Wednesday, February 22, 2012

Starting Over... Again

I lost weight last year.  A good bit.  I started running and began to feel strong and confident.  But sadly, I let myself gain most of it back.  And with the weight gain, the lack of confidence and discouragement returned as well.

It is hard to admit that to myself or to anyone else.  Though the words aren't easy to say I must face the fact that I am almost right back where I started.  I try to console myself.  I look in the mirror and I say to myself that it isn't that much.  I'm not that big.  I don't look that bad.  I'm not out of control.   

But I am fooling myself.  The truth is I haven't committed myself to exercising at all lately or eating healthy.  Just hit or miss.  Whatever I feel like at the time.   Just a reaction to each day. 

Today I'm climbing back up.  It won't be easy but I liked feeling strong and confident.  I liked getting thinner, healthier, and more self controlled.  I must remember those feelings and not the discouraging ones I feel now.

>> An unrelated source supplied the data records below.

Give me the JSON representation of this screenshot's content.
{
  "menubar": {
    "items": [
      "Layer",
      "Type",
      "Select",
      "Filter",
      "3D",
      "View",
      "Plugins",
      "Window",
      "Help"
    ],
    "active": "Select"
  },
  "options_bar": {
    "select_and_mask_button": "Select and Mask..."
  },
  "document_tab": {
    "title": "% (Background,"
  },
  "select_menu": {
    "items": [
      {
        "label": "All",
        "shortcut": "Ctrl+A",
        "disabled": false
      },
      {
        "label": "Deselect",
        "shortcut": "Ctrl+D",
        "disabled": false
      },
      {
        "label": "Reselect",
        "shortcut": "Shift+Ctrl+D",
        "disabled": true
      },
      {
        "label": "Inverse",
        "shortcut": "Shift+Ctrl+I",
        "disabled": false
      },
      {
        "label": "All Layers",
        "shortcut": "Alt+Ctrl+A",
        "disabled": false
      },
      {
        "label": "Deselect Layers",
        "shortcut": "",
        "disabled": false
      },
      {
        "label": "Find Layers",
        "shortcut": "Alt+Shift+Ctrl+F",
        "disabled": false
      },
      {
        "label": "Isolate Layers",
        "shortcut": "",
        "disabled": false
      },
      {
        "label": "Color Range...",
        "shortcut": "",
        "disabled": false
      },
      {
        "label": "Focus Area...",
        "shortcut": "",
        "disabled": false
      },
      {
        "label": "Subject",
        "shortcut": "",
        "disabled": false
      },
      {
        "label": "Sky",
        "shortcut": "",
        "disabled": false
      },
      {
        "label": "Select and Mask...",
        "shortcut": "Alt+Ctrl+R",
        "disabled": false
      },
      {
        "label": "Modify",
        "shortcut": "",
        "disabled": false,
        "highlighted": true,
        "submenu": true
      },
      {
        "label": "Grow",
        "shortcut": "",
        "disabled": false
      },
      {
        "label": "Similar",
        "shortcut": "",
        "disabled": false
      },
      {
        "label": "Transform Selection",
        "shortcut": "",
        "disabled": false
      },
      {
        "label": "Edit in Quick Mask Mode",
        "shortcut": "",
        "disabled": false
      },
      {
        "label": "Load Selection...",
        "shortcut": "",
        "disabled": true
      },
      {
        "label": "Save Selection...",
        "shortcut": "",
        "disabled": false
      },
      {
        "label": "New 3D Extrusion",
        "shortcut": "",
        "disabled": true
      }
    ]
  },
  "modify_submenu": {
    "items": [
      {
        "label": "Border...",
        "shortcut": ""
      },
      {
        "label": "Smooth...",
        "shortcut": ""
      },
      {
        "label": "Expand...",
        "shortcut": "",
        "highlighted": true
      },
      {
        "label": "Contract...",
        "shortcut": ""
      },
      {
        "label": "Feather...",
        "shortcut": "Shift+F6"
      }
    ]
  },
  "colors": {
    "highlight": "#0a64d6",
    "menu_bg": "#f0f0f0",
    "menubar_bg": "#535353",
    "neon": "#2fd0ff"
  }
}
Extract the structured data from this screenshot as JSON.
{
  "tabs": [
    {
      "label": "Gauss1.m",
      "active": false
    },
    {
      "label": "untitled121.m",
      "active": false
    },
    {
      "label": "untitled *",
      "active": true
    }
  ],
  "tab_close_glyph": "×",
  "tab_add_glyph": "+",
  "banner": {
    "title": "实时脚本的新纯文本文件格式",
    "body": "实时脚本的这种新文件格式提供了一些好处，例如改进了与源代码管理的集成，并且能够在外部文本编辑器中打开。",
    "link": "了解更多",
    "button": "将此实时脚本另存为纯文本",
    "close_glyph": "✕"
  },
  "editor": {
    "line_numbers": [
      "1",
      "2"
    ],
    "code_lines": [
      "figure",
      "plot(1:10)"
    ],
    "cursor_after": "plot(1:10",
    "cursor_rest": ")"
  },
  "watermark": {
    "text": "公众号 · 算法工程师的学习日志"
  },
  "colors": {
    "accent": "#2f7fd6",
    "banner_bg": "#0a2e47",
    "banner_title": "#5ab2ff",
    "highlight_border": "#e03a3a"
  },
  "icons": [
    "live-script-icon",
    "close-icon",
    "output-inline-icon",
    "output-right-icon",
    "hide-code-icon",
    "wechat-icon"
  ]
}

Phillipians 4:8 Finally, brothers and sisters, whatever is true, whatever is noble, whatever is right, whatever is pure, whatever is lovely, whatever is admirable—if anything is excellent or praiseworthy—think about such things.
Controlling our thoughts is so important to our wellbeing.  Satan would love nothing more than to continue to have us dwell on the negative.  The what ifs, the can't dos, the maybes.  But I suggest we leave these thoughts behind and concentrate on the positive things in our lives. 

I might not be able to control what goes on in the world around me.  But I can certainly control my life.  Right now.  And now I choose to take control of my life once again.  I choose to think thoughts that will propel me forward and not punch me in the stomach and push me backward. 

Today I will begin again.  Will you join me?





3 comments:

Alice said...

Does this mean we can have a date to go walking again? :)

Suzanne said...

Of course! As soon as the time changes, we will have more time in the evenings. I'm going to run the Peachtree on the 4th so I'm going to start training for that soon. But you can join me!!

The Hungry Runner Girl said...

BEAUTIFUL POST!! It is so hard to control our thoughts and that is exactly what Satan wants us to do....think about the negative and bring us down. We are worth so much and our weight is not what defines us. I love that scripture and thank you for posting it. I am always here for you, whatever you need! You CAN take control!